Scratch that. I had a pleasant walk-and-bus-ride-combo trip home with one of the girls from work, enjoyed a short stroll through Newtown and arrived home to find a book I ordered online only about a week ago waiting for me in the letterbox. Score! Bad mood gone!

BTW, it pains me to say this because I am a big believer in supporting the local independent booksellers, but I'm a new fan of the UK online bookseller The Book Depository. The books vary in discount, but many are really cheap compared to the Australian retail price, and they airmail all orders for free. I bought 3 books the other day for the same price as I would have paid for the most expensive of the 3 in a store here, and the first of them arrived today, only about a week after I ordered. Amazing service. I'll still keep buying books locally, but for harder to find books this is a pretty cool option.

Funny how a mood can change so quickly! What I need to remind myself is that all it takes is a change of perspective, maybe a bit of distraction, and perhaps a pleasant stroll. And finding a little 'gift' in the letterbox doesn't hurt either. I'm such a pushover for a new book.

Thursday, September 18, 2008

New Diversions (Or: Entertainment For The Budget Savvy Homosexualist!)

I was in Kinokuniya early this evening and noticed they had a big display of classic Penguins for $9.95. Bargain! Plus they're so titchy, and the covers are kind of thin, and the paper is kind of even thinner. In other words, a bit of a non-modern experience in this post-modern world. Sized and flexible enough for a blazer pocket. You know, should the punting on the river get tiresome.

I have an informal list in my head, the Books I Should Read Before I Die list, and it just so happened that a bunch of them were on the display. I was going to grab three, but then decided to just grab two.
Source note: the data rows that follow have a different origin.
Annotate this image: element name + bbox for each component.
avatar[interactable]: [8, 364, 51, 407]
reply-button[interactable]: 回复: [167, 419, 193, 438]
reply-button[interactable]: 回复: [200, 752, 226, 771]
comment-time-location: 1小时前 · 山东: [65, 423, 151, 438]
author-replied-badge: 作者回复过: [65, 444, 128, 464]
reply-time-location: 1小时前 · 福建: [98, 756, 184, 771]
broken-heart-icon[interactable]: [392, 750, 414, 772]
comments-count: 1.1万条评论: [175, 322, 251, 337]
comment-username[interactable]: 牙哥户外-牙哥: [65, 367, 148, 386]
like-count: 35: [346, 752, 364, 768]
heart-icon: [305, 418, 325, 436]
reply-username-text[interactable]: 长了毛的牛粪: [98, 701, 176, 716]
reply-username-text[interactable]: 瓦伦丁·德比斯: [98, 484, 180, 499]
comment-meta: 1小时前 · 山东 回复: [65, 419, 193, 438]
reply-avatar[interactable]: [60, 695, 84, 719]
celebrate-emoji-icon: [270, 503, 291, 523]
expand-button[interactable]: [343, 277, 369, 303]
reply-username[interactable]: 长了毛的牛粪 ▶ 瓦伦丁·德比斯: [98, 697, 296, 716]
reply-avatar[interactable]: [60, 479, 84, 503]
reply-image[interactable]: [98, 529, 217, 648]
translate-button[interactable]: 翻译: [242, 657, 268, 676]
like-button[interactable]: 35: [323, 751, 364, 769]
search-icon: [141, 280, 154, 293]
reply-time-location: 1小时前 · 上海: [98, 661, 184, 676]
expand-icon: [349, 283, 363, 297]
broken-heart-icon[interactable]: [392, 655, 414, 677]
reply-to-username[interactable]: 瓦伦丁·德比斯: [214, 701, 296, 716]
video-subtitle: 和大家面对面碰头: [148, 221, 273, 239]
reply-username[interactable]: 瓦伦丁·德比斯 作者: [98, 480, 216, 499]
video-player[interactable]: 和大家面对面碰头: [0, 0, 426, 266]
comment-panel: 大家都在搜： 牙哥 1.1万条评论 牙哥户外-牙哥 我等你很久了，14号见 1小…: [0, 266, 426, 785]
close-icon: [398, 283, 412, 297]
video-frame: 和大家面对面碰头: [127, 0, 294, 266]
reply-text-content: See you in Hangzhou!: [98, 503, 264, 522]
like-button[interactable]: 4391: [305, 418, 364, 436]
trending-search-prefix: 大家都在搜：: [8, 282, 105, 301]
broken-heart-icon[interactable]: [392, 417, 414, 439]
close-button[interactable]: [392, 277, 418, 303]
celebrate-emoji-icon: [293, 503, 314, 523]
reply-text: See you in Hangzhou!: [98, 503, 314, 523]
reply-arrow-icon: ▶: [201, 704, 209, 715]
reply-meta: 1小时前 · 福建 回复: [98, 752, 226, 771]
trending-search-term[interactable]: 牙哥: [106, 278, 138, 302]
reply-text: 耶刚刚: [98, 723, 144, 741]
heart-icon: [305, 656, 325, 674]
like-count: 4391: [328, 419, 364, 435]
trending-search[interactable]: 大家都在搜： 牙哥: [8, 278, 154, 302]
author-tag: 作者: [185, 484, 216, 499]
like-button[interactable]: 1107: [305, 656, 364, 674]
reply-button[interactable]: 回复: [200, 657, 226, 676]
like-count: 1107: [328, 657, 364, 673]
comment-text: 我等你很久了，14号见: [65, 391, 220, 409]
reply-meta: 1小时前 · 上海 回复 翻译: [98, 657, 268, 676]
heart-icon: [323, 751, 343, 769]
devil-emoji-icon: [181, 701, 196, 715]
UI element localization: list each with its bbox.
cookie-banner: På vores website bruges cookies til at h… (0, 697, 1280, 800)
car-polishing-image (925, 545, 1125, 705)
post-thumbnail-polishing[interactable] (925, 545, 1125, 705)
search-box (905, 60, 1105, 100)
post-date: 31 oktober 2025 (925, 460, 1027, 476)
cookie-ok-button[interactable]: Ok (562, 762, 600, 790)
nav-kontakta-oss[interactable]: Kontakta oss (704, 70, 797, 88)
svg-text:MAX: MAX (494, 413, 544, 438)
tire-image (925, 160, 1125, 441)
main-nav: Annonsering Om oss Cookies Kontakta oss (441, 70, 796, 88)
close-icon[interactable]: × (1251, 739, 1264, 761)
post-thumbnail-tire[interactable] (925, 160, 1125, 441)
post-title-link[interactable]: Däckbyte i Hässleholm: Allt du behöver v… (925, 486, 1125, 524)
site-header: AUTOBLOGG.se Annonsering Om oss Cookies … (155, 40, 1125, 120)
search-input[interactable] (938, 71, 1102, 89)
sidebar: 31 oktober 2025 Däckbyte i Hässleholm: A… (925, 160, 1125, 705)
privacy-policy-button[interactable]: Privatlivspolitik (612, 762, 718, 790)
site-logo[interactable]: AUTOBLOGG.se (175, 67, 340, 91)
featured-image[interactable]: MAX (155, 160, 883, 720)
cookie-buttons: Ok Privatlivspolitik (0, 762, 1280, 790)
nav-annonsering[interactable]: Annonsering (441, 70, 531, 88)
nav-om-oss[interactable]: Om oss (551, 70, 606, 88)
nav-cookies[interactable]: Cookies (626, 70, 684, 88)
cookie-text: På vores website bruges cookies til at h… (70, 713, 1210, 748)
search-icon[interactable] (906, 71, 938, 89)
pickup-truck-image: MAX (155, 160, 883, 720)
Pretend for a minute you don't know me, what about me would you derive from this selection? Oscar & Truman. Here's a hint the third book, the one I put back, was by E.M. Forster. Anyone? (OK, another hint - I can't whistle either.)

Anyhoo, there is a theme, and that theme is entertainment on a budget!

I also bought two discounted DVDs yesterday. One most excellent, and one... well, nice try. The excellent one was Season 1 of a little show you may have heard of, a little show about Vince Noir (King of the Mods) and Howard Moon (the Jazz Maverick, Monsoon Moon and don't you forget it) and their adventures in the Zooniverse... called The Mighty Boosh. (Wikipedia entry.)





OMG, hi-larious. It was one of those shows I caught snippets of every now and then late at night, and heard good buzz about, but never saw a full episode of. Well I caught a full Season 3 episode on SBS the other night and knew the buzz was true. So I picked up Season 1 post haste, and wasn't disappointed.

The other DVD was a, well, earnest and well intentioned gay film called Defying Gravity. Now I will freely admit that when it comes to judging harshly, I usually give indie gay flicks a bit of a free pass. Traditionally they have been hard to get made, with low budgets, and often with a cast of actors that are just starting their careers. (Actually, according to imdb some of them had no film or tv career they are aware of after this flick. Including the supporting actor whose name I adore - Seabass Diamond.)

There were a couple of quite good performances in the film, but they just threw the weaker actors into sharp relief. Not in a good way. With a more polished script and a more experienced director (this was his only directorial effort, although he has had a full writing and editorial career) some of those gaps might have been smoothed over. So nice try and good intentions, but I won't be adding it to my list of faves (either part 1, or part 2).

You know, I still might go back and get that Forster. And maybe the Gabriel Garcia Marquez... was he a poof too?